I toiled a long time about this. Let me say that correctly - I let fear keep me from starting my own practice for over a year. I had many sleepless nights, I found myself talking to anyone I could about how to avoid pitfalls so I could make it “perfect”. I feared taking my family into a financial crisis, I feared I would be seen as selfish for letting go of “safeguards” at a large company to “swim with sharks” on my own. Fear had me messed up!

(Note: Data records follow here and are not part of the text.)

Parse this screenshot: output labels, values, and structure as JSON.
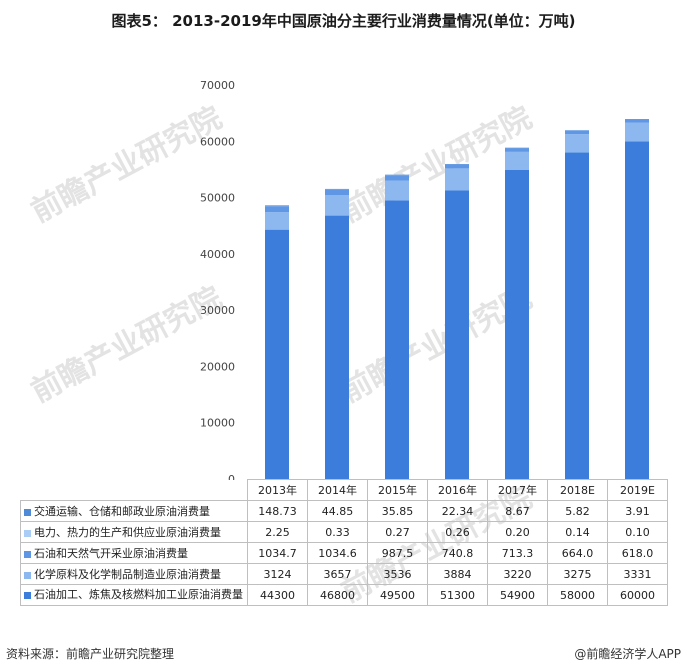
{
  "title": "图表5： 2013-2019年中国原油分主要行业消费量情况(单位：万吨)",
  "footer": {
    "source": "资料来源：前瞻产业研究院整理",
    "brand": "@前瞻经济学人APP"
  },
  "watermark": "前瞻产业研究院",
  "chart_data": {
    "type": "bar",
    "stacked": true,
    "categories": [
      "2013年",
      "2014年",
      "2015年",
      "2016年",
      "2017年",
      "2018E",
      "2019E"
    ],
    "yticks": [
      "0",
      "10000",
      "20000",
      "30000",
      "40000",
      "50000",
      "60000",
      "70000"
    ],
    "ylim": [
      0,
      70000
    ],
    "series": [
      {
        "name": "石油加工、炼焦及核燃料加工业原油消费量",
        "color": "#3c7ddb",
        "values": [
          44300,
          46800,
          49500,
          51300,
          54900,
          58000,
          60000
        ],
        "labels": [
          "44300",
          "46800",
          "49500",
          "51300",
          "54900",
          "58000",
          "60000"
        ]
      },
      {
        "name": "化学原料及化学制品制造业原油消费量",
        "color": "#8cb8ef",
        "values": [
          3124,
          3657,
          3536,
          3884,
          3220,
          3275,
          3331
        ],
        "labels": [
          "3124",
          "3657",
          "3536",
          "3884",
          "3220",
          "3275",
          "3331"
        ]
      },
      {
        "name": "石油和天然气开采业原油消费量",
        "color": "#5f97e4",
        "values": [
          1034.7,
          1034.6,
          987.5,
          740.8,
          713.3,
          664.0,
          618.0
        ],
        "labels": [
          "1034.7",
          "1034.6",
          "987.5",
          "740.8",
          "713.3",
          "664.0",
          "618.0"
        ]
      },
      {
        "name": "电力、热力的生产和供应业原油消费量",
        "color": "#a9cdf5",
        "values": [
          2.25,
          0.33,
          0.27,
          0.26,
          0.2,
          0.14,
          0.1
        ],
        "labels": [
          "2.25",
          "0.33",
          "0.27",
          "0.26",
          "0.20",
          "0.14",
          "0.10"
        ]
      },
      {
        "name": "交通运输、仓储和邮政业原油消费量",
        "color": "#4f8ad6",
        "values": [
          148.73,
          44.85,
          35.85,
          22.34,
          8.67,
          5.82,
          3.91
        ],
        "labels": [
          "148.73",
          "44.85",
          "35.85",
          "22.34",
          "8.67",
          "5.82",
          "3.91"
        ]
      }
    ],
    "table_row_order": [
      4,
      3,
      2,
      1,
      0
    ],
    "grid": false,
    "legend": "table-left"
  }
}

Then I had a conversation with an old friend from high school that I hadn’t seen or talked since we graduated high school. He said “choose. Stop teetering and choose”. As afraid as I was, I chose! The fear of never knowing who I could become weighed much more than the fear of leaving a job that I could likely go back to if I needed. I was scared then of failing and I’m afraid today of failing but I keep getting up every day doing it anyway. I do it knowing life could happen and I will adjust when needed. I learned that I’m capable of standing up to my fears. I love what I do, and I encourage all those that come with fear to stare it in the face and choose themselves. The worst that could happen is you have to adjust but choose you and be bold enough to do it over and over and over again.